Frédéric Sammaritano, le DJ du DFCO

Frédéric Sammaritano

INCULTURE FOOT. La réussite d’une carrière se joue dans la chanson qu’une recrue doit contractuellement entonner lors de son premier repas en commun. Des footballeurs talentueux ont vu leur destin brisé en dévoilant à cette occasion un extrait de leur mixtape, et on ne compte plus les ruptures de contrat après une interprétation trop timide de La Zoubida, un tube sur lequel même les plus grandes voices (Mariah Carey), Bruce Springsteen, Frank Sinatra) se sont cassé les dents.

Le moment s’avère si intimidant que beaucoup préfèrent s’entraîner avant d’oser monter sur la table du self : signalons le cas de ce défenseur central qui enchaîne les concerts depuis bientôt quinze ans, un certain Fabien Maël, plus connu sous le pseudonyme de Christophe Maé.
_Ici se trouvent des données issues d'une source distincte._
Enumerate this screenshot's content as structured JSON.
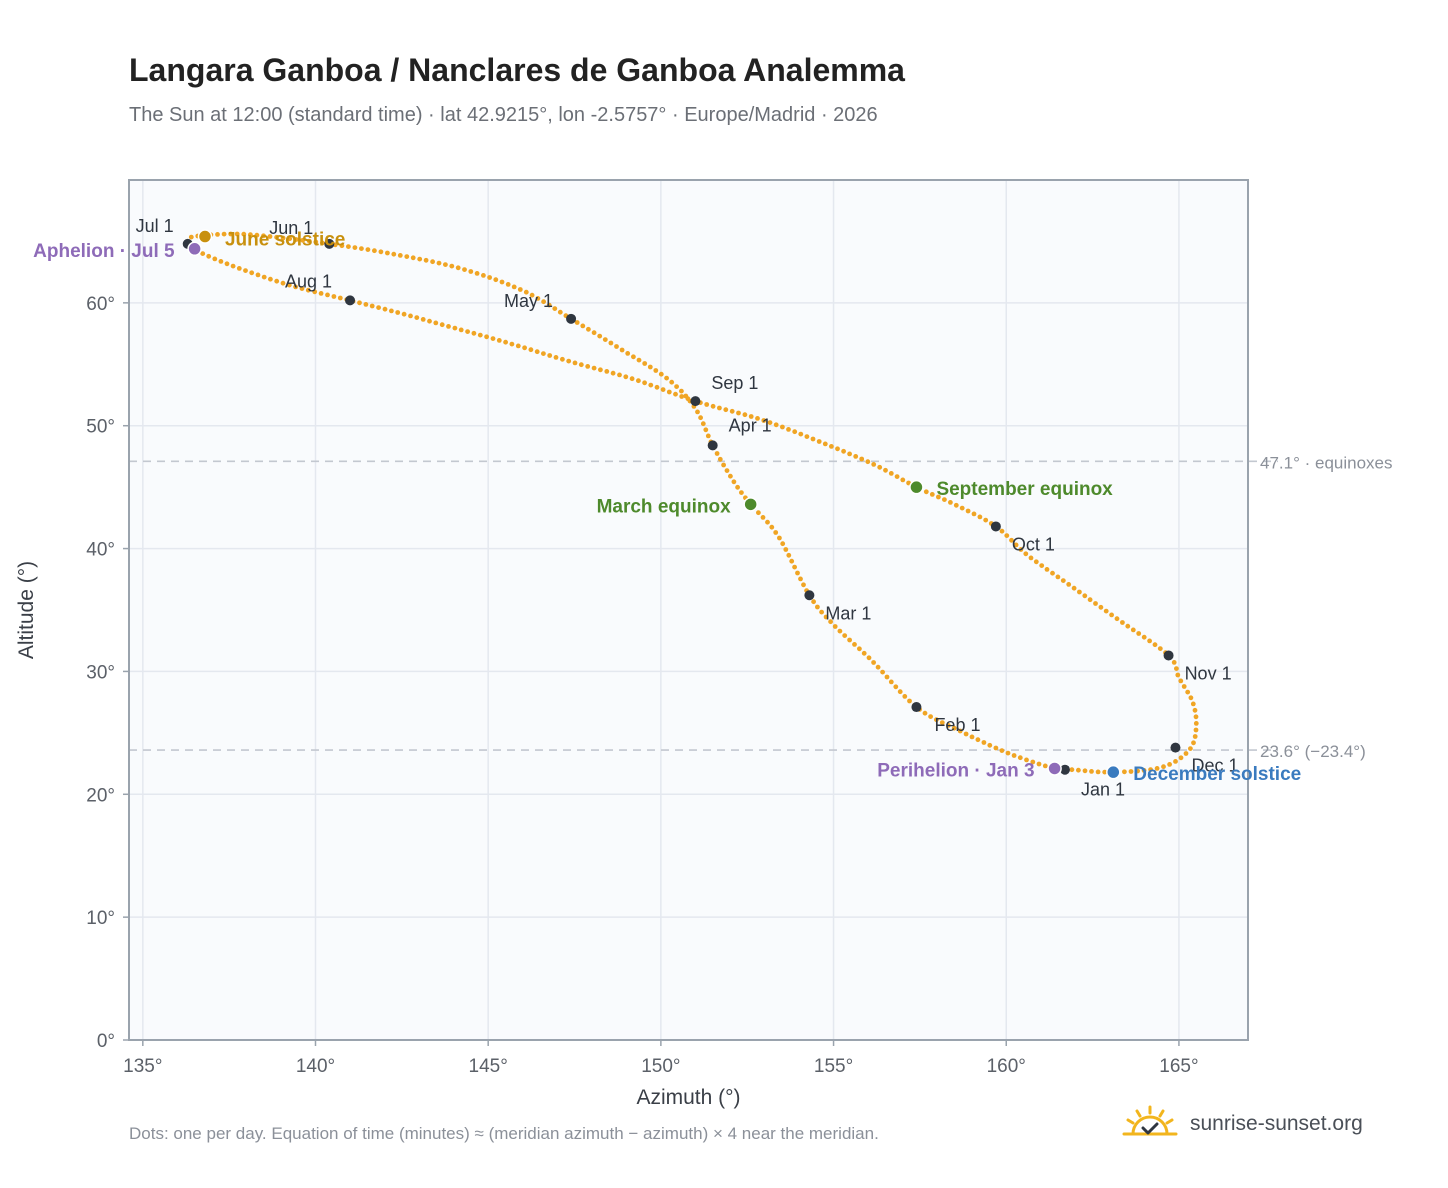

Ancien choriste remplaçant du groupe Alliage et quart-de-finaliste de Faites entrer l’Incroyable Nouvelle Star Academy du village préféré des Français 2007, Frédéric Sammaritano est devenu DJ du vestiaire de Dijon après avoir survécu au bizutage.

Responsable de la bande-son d’avant-match, le DJ a des fonctions multiples : galvaniser ses coéquipiers, préparer la cérémonie du dab collectif et, plus important encore, perturber le vestiaire voisin en poussant le son au maximum. Ces maîtres-chanteurs n’ont pas tous le talent de Benzema : à Paris, par exemple, Cavani ne joue qu’en une touche, à l’instar de son modèle David Guetta. Ils sont généralement des joueurs de devoir, bien conscient de l’importance de leur rôle. Dans le foot, l’ambiance musicale est un problème sociétal, au même titre que l’épineuse question de l’homosexualité. Le DJ joue le médiateur entre la branche modérée, élevée à la chanson française de supermarché, et le courant « extrémiste, fan de musique urbaine, rap, hip-hop, wesh-wesh, etc. » (Racaille Football Club, Daniel Riolo). Le plus souvent, le conflit ne cesse qu’après l’écoute d’un morceau d’Orelsan.

Les professionnels de l’industrie du disque recommandent de diffuser un chant rassembleur cinq minutes avant le coup d’envoi, en évitant certains classiques : Eye of the tiger (trop connoté boxe), Jump de Van Halen (trop connoté OM) ou Maréchal, nous voilà ! (dont le rythme entraînant compense difficilement la faiblesse du texte, en particulier l’abus de rimes pauvres). Pour être efficace, le morceau doit être connu de tous : inutile de diffuser l’hymne de la Ligue des Champions dans le vestiaire de l’AS Saint-Etienne, cela n’entraînerait que de l’incompréhension. En revanche, chanter à tue-tête Les Rois du monde (de la comédie musicale Roméo & Juliette) permet de motiver les troupes tout en préparant l’annonce de son coming-out. Et ainsi de régler deux problèmes d’un coup.

Au fil des années, l’expérience aidant, Frédéric Sammaritano est parvenu à concilier les exigences du foot pro avec une playlist de qualité : « Je veux chanter pour ceux qui sont loin de chez eux », déclarait-il dans le magazine So Foot n°11 548. « Je dirai les mots, les poèmes, je chanterai les musiques du ciel. C’est l’heure de défendre notre terre contre une armée de Sumériens prêtes à croiser le fer. Et on fait tourner les serviettes. » Une belle leçon de vie.